Google has been unresponsive to complaints about the issue, he said.

"When will you provide a higher level of broker relations, like we get on Trulia, (Yahoo Real Estate) and Zillow?" Skinner asked Maslan. "When we try to work with you, it’s like sending our listings into a black box."

Maslan said Google is looking into implementing "role based views" to improve its ability to direct consumers to the best source of information on a listing. He said Google gets listings from multiple listing services (MLSs) and technology vendors that power MLSs. Other sources include vendors that syndicate listings for agents such as Postlets and vFlyer.

"We are no more in the real estate business than we are in the cafe or the museum business," Maslan said. "We view as key … to get (the information) right, but what we really want to do is show it in context."

One Silicon Valley-based Realtor and investor said she wished Google would make its listing search capabilities more like a "universal MLS." With housing markets served by hundreds of MLSs, it would be nice if clients looking for properties in say, New York City, could search for properties "without being bounced from agent to agent," she said.

Maslan said Google will remain focused on helping consumers find information, serving as a waypoint on the way to the source of information.

"We have had the same issue with business listings, schools and parks — there are tons of sources" of information, Maslan said. "What we really focus on is making sense of all those sources," rather than creating a single destination for consumers.

Google does offer a set of real estate tools to help agents and brokers make their listings more visible on Google Maps, and to use YouTube to showcase listings.

Although Google pays its bills by selling AdWords and other advertising, "We want to make it easy for you to publish and distribute your property listings without a fee," Maslan said. The process can be as simple as publishing a spreadsheet and distributing it via Google for properties to appear on Google Maps, he said.
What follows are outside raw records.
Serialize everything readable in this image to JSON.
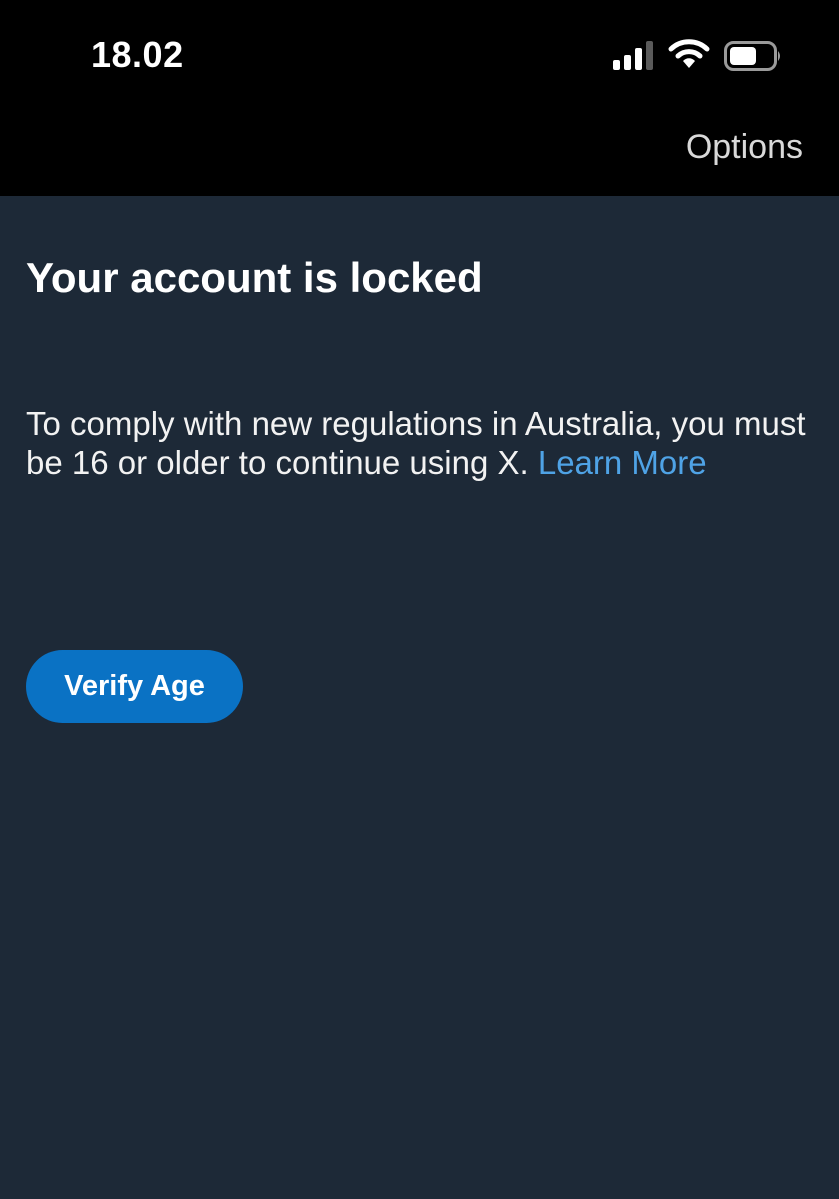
{
  "status_bar": {
    "time": "18.02",
    "icons": [
      "cellular-signal-icon",
      "wifi-icon",
      "battery-icon"
    ]
  },
  "nav": {
    "options_label": "Options"
  },
  "content": {
    "title": "Your account is locked",
    "message_text": "To comply with new regulations in Australia, you must be 16 or older to continue using X.",
    "learn_more_label": "Learn More",
    "verify_button_label": "Verify Age"
  },
  "colors": {
    "background": "#1d2937",
    "top_bar": "#000000",
    "link": "#4fa3e6",
    "primary_button": "#0a72c4"
  }
}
Most of Maslan’s presentation was dedicated to a big-picture overview of how Google approaches search in general, beginning with the satellite and aerial imagery that serves as a substrate for the overlay of more information, such as street grids, landmarks, businesses and photos — much of it user-generated.

Google users are "annotating the planet" at the rate of 10,000 changes per hour, he said, showing a timelapse video of user-generated changes to a map of Davao City, Philippines.

Google is taking its own car-mounted "street view" cameras off the road and onto trails and into interior spaces so businesses can show off their ambience or other attractions to consumers.

Google recently acquired a visual search company based in the United Kingdom, called Plink. Inman News founder and Publisher Bradley Inman asked Maslan if Google’s budding visual search capabilities will someday allow users to take a picture of a house — or even a person — and submit it to a search engine to get results.

Such capabilities are in testing now, and should eventually reach fruition, Maslan said.